Each Wikipedia article can have a talk page associated to it, i.e. a space for discussion on how to improve its content. Talk pages are just simple wiki pages, but they are used in a forum-like way, as it can be seen in a screenshot from the talk page related to the article Presidency of Barack Obama.
The discussion related to each article can be visualized as a tree, where the red root node symbolizes the article itself, and gray nodes represent structural elements such as subpages or thread headlines. Comments are represented as orange nodes (cyan if they are unsigned), having for parent the comment to which they reply, or the structural node representing the thread or subpage they are placed under.
Chains of mutual replies between a pair of users can be studied as one indicator of controversy in the discussions, following the intuition that this behavioral pattern tends to emerge in case of conflict.
Laniado et al (2011) define as chains all subthreads composed of at least three consecutive comments involving only two users who reply to each other. For example, if user B replies to a comment by user A, and user A replies back, we have a chain of length 3: A ← B ← A. As an example, the following figure shows a thread from the discussion about the article Global Warming, containing a chain of length 5 (involving the users James S. and Kim D. Petersen).
While the total number of comments is the basic measure for the size of a discussion, the number of chains can be leveraged to quantify contention.
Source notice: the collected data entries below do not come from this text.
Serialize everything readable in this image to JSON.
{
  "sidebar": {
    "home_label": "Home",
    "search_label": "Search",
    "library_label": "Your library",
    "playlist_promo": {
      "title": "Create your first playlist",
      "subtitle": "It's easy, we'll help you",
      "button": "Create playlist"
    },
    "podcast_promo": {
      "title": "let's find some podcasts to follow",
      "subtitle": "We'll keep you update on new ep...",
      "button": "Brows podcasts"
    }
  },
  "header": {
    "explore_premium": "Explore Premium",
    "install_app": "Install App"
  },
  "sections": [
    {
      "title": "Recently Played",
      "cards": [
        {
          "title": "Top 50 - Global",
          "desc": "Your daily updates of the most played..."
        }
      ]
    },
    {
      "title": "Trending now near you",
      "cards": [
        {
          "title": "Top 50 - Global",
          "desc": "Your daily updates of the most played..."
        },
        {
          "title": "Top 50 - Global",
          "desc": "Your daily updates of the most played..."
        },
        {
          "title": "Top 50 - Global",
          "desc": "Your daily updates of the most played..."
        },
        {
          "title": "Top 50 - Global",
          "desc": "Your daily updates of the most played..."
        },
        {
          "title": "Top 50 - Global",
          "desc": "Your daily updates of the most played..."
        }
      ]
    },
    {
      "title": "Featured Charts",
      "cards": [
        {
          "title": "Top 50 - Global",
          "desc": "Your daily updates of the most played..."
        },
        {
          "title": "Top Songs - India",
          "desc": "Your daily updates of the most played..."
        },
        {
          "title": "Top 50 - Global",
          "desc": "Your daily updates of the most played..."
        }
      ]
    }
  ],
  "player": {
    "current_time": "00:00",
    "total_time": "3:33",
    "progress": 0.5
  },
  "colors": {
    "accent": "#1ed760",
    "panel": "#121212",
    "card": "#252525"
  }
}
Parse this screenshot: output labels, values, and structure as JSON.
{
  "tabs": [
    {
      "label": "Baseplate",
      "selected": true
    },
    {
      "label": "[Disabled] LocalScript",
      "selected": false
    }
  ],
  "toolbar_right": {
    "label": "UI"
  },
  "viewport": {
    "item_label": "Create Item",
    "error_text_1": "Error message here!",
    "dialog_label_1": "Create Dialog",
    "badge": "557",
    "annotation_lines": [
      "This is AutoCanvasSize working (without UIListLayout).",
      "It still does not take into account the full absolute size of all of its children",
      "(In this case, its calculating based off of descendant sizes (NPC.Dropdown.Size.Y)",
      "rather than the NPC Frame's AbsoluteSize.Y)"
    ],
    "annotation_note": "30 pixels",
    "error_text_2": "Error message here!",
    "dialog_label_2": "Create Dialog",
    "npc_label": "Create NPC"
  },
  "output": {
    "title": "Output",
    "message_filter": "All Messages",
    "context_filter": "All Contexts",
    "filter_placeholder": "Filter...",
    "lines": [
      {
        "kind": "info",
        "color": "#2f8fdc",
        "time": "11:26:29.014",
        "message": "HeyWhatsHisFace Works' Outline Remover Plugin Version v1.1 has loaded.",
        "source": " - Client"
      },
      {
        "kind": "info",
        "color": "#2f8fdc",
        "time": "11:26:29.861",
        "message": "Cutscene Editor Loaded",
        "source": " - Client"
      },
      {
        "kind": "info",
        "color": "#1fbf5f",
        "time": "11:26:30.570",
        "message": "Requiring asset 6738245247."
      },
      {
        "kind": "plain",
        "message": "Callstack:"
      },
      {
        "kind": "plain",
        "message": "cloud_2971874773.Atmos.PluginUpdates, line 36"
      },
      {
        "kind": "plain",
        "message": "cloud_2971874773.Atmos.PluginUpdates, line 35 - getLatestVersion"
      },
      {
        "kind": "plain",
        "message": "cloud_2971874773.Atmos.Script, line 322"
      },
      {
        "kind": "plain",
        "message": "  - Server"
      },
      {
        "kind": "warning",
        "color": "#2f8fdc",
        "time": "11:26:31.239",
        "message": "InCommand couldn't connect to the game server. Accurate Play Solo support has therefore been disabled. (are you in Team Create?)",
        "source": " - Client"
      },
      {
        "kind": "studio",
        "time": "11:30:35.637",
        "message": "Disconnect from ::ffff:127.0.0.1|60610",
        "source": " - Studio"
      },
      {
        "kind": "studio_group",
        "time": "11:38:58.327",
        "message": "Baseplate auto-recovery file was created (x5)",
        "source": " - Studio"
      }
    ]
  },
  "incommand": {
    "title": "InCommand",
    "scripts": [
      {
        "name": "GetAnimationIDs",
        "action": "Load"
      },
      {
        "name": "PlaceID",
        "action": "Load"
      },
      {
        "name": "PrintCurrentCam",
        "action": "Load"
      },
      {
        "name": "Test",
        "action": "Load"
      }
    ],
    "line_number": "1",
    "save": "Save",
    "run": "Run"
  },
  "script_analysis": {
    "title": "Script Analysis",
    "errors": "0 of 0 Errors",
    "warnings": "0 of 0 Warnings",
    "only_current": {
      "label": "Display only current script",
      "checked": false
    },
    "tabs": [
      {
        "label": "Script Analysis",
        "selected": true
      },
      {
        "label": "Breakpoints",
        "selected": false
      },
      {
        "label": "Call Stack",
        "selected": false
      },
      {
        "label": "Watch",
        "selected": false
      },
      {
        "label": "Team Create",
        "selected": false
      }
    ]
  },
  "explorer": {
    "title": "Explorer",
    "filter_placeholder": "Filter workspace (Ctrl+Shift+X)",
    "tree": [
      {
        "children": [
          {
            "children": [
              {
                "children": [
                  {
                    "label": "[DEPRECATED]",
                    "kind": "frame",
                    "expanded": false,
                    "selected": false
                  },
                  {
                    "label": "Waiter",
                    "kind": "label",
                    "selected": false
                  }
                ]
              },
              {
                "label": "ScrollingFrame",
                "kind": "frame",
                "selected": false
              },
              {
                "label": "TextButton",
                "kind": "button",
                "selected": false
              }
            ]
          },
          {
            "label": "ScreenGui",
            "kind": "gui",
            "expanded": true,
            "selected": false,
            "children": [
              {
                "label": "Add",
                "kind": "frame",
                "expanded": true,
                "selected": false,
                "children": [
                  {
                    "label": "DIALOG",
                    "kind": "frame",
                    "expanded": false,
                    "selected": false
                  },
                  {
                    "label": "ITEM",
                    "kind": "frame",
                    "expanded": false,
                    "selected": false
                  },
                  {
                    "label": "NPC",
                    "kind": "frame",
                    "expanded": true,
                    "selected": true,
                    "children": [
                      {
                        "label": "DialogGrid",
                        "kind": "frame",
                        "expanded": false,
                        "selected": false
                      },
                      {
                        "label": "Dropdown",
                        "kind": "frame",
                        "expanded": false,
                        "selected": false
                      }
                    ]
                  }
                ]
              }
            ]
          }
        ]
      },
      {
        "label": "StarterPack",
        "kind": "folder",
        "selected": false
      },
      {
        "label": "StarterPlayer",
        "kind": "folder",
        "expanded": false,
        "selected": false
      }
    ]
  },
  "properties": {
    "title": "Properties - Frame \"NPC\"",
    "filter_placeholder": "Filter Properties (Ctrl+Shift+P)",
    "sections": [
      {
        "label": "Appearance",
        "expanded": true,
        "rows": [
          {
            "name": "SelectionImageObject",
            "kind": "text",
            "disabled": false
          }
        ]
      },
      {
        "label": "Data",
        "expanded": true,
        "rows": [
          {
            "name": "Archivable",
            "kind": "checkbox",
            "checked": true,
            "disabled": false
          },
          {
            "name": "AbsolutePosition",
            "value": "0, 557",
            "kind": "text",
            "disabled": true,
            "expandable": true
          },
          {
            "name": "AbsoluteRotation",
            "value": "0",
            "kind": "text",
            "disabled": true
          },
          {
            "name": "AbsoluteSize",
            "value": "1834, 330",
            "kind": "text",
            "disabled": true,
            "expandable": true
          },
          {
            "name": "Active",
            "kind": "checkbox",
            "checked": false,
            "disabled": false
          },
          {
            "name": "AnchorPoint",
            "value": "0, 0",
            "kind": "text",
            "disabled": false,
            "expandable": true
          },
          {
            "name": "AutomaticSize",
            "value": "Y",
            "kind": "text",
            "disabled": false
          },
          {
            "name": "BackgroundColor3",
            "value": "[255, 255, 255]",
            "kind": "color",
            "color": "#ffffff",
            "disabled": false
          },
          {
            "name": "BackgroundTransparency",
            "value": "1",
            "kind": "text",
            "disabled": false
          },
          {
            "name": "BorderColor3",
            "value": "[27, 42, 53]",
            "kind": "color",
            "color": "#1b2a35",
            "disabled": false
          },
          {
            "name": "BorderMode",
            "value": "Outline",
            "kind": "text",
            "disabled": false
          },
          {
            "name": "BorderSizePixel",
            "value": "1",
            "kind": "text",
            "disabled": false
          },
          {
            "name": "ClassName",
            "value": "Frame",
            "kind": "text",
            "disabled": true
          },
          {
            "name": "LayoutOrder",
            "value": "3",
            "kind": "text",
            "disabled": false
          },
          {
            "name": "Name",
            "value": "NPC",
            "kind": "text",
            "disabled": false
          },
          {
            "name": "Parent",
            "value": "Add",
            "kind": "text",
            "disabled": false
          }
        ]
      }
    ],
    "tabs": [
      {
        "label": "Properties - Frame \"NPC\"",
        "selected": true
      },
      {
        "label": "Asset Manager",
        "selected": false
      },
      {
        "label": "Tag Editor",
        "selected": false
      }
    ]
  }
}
Applying this metric to the whole English Wikipedia it is possible to identify articles characterized by conflictive discussions. Here is the list of the top 20 controversial Wikipedia articles according to their number of discussion chains:
For each article, also other metrics are reported (with the corresponding rank in parenthesis): the total number of comments, the number of distinct users participating in the discussion, the depth of the longest thread (max. depth) and the h-index of the discussion tree (see previous post). The last column shows the number of edits received by each article.
As it can be observed, the most disputed articles include topics which aroused wide discussions, such as Barack Obama or Gaza War, but also less known issues like Chiropractic, where a considerably lower number of users generated a huge amount of discussion chains. Regarding the EMAPS project it is also interesting to observe the presence of topics like Global Warming and Climatic Research Unit hacking incident in this list.
Laniado D., Tasso R., Volkovich Y. and Kaltenbrunner A. (2011).
When the Wikipedians Talk: Network and Tree Structure of Wikipedia Discussion Pages.
ICWSM 2011 – 5th International AAAI Conference on Weblogs and Social Media, Barcelona, Spain.